Graph theory is one of the main mathematical tools in computer science. Graphs have lots of applications; they're relatively easy to explain; and they can be represented in an utterly intuitive way by a sort of connect-the-dots scribbling that most of us learn to do as youngsters. Is it any wonder computer scientists love them?
There are other ways to represent graphs which -- though they lack the charm of connect-the-dots -- are easier for a computer to manage. They are also, perhaps, more dignified. One of these representations is called an adjacency matrix. For a graph with a finite number of vertices (the usual case), we can number each vertex in turn; then if vertex i is connected to vertex j, we put a nonzero in the ij entry (the entry at row i, column j) of the adjacency matrix.
So: a square matrix can represent a graph. It can also represent a
linear operator acting on a finite-dimensional vector space. You
might ask if weighted graphs and linear operators aren't really the
same thing in some sense; the answer is that they really are
different, though there is a close connection. Why are
they different?
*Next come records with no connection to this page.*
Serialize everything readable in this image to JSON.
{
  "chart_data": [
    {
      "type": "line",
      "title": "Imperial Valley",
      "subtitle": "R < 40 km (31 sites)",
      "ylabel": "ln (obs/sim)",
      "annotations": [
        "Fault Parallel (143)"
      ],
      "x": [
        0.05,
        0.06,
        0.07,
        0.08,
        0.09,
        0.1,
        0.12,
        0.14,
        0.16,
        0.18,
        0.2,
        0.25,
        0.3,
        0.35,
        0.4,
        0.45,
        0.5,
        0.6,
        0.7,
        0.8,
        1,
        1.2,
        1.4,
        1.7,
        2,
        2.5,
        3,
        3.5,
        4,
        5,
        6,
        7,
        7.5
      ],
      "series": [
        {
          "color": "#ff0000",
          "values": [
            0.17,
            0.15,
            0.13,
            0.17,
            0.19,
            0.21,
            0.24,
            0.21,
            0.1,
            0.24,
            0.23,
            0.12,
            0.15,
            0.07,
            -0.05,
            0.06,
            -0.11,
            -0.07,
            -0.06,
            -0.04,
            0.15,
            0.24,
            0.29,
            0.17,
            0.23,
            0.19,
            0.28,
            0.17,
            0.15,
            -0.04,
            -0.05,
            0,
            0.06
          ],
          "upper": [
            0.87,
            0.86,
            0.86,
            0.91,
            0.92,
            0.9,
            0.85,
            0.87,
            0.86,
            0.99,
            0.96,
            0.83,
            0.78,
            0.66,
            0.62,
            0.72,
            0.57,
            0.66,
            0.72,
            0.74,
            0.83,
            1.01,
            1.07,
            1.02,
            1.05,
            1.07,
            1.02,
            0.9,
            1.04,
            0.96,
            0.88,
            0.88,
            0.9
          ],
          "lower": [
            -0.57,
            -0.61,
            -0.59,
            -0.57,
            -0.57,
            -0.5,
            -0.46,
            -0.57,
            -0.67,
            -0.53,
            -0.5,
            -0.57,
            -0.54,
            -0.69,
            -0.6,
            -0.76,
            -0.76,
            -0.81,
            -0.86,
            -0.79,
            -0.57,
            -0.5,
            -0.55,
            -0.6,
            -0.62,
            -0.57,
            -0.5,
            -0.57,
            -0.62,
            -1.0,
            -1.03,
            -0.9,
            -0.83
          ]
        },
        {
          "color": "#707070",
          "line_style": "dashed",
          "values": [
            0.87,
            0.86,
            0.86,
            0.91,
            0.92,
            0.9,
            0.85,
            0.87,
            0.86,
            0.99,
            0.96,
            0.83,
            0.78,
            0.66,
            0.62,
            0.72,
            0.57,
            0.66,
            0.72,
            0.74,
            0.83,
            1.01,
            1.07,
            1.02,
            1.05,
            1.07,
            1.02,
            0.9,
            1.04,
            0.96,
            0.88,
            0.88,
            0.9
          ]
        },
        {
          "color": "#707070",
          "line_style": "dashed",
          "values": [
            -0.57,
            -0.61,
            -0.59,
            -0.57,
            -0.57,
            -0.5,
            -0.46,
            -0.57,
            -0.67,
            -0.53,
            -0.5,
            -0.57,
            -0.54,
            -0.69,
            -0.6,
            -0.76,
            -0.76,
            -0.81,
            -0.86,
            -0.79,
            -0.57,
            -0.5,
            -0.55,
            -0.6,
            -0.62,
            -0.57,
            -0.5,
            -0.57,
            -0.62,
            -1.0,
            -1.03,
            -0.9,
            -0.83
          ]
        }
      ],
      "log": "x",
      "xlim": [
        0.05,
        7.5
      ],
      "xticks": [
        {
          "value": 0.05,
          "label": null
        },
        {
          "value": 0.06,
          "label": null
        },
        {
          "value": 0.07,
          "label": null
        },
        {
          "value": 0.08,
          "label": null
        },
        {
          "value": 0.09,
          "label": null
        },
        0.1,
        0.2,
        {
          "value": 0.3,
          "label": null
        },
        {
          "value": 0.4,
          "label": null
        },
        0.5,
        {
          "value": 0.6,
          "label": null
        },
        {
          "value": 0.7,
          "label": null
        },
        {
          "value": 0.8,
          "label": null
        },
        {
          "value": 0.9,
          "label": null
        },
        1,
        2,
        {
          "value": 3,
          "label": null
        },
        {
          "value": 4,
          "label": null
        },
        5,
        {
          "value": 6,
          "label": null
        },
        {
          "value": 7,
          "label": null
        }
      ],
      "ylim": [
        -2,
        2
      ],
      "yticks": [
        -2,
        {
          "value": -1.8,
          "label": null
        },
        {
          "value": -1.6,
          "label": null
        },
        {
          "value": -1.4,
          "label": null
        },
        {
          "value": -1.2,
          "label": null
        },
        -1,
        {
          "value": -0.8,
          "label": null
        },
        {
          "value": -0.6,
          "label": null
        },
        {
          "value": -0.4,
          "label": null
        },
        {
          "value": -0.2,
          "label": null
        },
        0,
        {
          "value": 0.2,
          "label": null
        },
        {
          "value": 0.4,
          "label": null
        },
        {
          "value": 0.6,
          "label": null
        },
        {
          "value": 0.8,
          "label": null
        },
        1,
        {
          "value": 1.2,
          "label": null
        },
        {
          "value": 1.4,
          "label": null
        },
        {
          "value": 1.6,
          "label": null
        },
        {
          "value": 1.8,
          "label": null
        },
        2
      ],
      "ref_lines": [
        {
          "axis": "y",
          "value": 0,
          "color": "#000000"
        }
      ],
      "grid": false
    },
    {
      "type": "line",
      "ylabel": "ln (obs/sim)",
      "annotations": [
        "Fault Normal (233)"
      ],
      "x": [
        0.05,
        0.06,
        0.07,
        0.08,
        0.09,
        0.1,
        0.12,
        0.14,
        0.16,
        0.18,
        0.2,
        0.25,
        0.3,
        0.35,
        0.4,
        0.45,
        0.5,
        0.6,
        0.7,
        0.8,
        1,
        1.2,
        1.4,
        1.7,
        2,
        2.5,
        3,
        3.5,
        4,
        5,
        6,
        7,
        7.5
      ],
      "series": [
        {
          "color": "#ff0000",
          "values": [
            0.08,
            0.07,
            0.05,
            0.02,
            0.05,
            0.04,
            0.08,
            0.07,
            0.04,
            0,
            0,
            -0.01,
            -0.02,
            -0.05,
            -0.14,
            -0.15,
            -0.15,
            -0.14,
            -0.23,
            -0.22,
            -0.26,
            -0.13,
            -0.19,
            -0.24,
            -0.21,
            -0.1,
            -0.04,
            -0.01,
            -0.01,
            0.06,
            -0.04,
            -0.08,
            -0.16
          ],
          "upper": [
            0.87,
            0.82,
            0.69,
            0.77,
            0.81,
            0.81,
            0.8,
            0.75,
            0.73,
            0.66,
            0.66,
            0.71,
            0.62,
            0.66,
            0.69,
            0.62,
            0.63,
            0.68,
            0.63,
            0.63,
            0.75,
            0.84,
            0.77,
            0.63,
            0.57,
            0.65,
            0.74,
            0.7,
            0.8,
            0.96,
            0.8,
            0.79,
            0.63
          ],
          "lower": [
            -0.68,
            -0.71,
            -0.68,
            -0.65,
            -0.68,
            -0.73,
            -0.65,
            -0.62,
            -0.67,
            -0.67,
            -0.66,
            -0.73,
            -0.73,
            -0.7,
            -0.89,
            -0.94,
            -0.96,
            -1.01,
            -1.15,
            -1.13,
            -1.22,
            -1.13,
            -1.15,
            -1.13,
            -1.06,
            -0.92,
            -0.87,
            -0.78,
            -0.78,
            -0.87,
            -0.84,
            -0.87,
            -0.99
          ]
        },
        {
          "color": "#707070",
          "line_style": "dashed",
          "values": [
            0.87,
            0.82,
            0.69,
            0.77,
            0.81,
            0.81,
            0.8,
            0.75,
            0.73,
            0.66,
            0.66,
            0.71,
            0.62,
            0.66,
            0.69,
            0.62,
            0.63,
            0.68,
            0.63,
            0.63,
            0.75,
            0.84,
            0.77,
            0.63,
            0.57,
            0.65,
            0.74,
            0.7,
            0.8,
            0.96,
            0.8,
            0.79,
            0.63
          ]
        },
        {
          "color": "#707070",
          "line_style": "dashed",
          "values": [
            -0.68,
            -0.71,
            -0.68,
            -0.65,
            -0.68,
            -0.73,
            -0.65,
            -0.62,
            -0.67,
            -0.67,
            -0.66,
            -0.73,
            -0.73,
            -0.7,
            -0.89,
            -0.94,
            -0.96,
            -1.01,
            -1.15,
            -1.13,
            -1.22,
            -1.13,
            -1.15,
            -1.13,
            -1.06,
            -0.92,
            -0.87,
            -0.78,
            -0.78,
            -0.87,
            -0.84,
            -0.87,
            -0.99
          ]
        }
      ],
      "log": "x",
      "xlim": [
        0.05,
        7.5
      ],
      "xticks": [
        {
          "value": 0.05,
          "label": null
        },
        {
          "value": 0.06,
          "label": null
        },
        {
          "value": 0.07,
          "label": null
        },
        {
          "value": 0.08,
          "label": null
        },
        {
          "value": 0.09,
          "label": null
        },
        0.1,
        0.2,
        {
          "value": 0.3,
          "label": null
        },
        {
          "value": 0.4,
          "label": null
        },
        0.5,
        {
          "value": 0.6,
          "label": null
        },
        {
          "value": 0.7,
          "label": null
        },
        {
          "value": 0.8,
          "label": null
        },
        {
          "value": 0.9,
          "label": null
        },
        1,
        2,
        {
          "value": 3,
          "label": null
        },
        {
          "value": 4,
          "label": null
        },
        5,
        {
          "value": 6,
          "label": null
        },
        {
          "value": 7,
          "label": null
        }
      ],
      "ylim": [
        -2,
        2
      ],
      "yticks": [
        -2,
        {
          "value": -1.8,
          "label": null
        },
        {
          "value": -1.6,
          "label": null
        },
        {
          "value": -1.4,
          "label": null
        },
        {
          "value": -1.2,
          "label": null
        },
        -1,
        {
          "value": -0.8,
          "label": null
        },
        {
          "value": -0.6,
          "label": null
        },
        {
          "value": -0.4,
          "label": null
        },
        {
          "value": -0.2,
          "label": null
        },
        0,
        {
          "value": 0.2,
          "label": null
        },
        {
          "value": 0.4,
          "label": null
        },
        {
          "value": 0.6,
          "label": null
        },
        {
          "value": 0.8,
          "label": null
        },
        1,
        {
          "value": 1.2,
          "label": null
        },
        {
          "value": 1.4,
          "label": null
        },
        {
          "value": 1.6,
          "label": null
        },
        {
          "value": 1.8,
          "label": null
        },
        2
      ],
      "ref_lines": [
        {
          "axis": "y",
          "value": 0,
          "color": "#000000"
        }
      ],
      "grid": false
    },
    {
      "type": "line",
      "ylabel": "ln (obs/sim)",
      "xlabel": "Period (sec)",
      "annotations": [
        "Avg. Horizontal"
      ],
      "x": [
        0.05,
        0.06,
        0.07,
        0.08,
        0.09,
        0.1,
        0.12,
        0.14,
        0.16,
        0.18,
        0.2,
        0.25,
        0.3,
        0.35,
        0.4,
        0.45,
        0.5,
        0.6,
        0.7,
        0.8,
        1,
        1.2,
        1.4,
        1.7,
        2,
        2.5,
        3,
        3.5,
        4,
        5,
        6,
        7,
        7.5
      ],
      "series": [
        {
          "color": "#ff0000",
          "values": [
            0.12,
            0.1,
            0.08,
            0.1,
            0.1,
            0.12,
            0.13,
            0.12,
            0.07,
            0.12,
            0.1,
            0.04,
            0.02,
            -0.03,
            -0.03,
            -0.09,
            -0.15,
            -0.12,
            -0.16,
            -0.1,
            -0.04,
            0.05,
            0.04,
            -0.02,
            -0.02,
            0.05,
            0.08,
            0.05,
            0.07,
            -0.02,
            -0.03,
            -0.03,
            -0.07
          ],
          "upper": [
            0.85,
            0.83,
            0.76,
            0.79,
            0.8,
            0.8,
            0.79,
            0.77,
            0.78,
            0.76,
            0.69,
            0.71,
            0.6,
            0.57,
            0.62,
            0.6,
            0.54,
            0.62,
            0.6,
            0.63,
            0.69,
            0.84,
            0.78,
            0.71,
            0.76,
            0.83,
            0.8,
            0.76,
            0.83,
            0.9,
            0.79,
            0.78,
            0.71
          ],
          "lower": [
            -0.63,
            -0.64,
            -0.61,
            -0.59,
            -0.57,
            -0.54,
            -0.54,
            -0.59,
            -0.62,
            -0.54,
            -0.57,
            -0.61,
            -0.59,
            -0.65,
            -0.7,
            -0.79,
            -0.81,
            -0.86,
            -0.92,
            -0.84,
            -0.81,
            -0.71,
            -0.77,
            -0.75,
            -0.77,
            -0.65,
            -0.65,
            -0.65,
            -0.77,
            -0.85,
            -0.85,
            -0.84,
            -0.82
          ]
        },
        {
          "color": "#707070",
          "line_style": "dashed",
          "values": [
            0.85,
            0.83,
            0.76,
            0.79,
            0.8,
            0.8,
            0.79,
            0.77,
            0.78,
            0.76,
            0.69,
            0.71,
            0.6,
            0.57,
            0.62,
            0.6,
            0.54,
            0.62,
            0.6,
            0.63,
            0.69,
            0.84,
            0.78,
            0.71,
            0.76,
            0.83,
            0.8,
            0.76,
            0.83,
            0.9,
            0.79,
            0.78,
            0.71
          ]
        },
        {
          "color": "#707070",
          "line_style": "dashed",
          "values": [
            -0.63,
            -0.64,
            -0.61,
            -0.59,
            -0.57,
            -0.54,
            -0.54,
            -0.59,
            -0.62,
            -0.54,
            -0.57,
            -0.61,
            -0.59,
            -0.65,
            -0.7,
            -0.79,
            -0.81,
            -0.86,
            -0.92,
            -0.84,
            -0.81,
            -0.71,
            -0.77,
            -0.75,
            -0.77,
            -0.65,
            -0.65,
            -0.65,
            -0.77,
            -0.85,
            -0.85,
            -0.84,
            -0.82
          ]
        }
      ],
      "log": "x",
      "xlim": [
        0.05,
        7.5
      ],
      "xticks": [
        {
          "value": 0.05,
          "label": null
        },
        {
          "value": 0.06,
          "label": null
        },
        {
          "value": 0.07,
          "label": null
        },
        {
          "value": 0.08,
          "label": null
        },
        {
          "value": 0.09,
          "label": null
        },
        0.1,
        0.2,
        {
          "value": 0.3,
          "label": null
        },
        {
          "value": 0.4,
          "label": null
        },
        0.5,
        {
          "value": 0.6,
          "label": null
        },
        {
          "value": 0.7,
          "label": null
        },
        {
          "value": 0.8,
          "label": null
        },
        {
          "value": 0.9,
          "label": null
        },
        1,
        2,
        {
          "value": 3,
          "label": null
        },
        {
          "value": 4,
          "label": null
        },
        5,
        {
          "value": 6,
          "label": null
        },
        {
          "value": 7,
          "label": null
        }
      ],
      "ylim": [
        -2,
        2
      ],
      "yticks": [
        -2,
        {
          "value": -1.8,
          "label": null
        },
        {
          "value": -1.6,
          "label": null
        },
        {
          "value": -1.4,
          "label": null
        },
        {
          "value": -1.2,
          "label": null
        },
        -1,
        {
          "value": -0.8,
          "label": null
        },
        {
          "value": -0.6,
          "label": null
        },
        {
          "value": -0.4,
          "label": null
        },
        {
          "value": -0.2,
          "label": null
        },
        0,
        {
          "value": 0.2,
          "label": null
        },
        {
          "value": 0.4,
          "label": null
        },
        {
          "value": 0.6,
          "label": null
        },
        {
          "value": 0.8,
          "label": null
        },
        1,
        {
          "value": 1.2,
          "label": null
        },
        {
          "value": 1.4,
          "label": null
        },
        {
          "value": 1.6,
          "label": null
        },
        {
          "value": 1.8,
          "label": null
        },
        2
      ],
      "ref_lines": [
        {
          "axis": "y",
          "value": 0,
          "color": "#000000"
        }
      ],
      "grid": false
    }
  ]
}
If I label the major cities by numbers, it doesn't
make much difference if I call San Francisco 1
and New York
2
or vice-versa (except, perhaps, to some residents and
sports fans in said cities). But I can't book a flight between the
sum of San Francisco and New York and the difference of the two
cities, with a stop-over at pi times Chicago. Vertices aren't
vectors, even though we can represent them as such; and it takes a
certain amount of imagination to go back and forth between the two.
The difference between an adjacency matrix representation of a graph and a matrix representation of a linear operator is really in the legitimate isomorphisms that can be applied to each. I can represent a linear operator by many different matrices, depending on a choice of basis (do I walk a mile north and a mile east, or sqrt(2) miles to the northeast?): the different matrices that can represent the same operator are called similar. I can also represent a graph by many different adjacency matrices, because I can permute the labels of the vertices. But there are far fewer ways for me to rearrange labels than there are for me to change bases in general. That is, any two adjacency matrices representing the same graph are similar -- but just because two matrices are similar doesn't mean they represent the same graph.
This sort of non-obvious connection is one of the main reasons why mathematics is so useful. Seemingly disparate areas of inquiry connect together, and suddenly you can turn information about the connections between web pages into page rankings -- by turning a problem in graph theory into a problem in linear algebra (an eigenvalue problem, to be specific).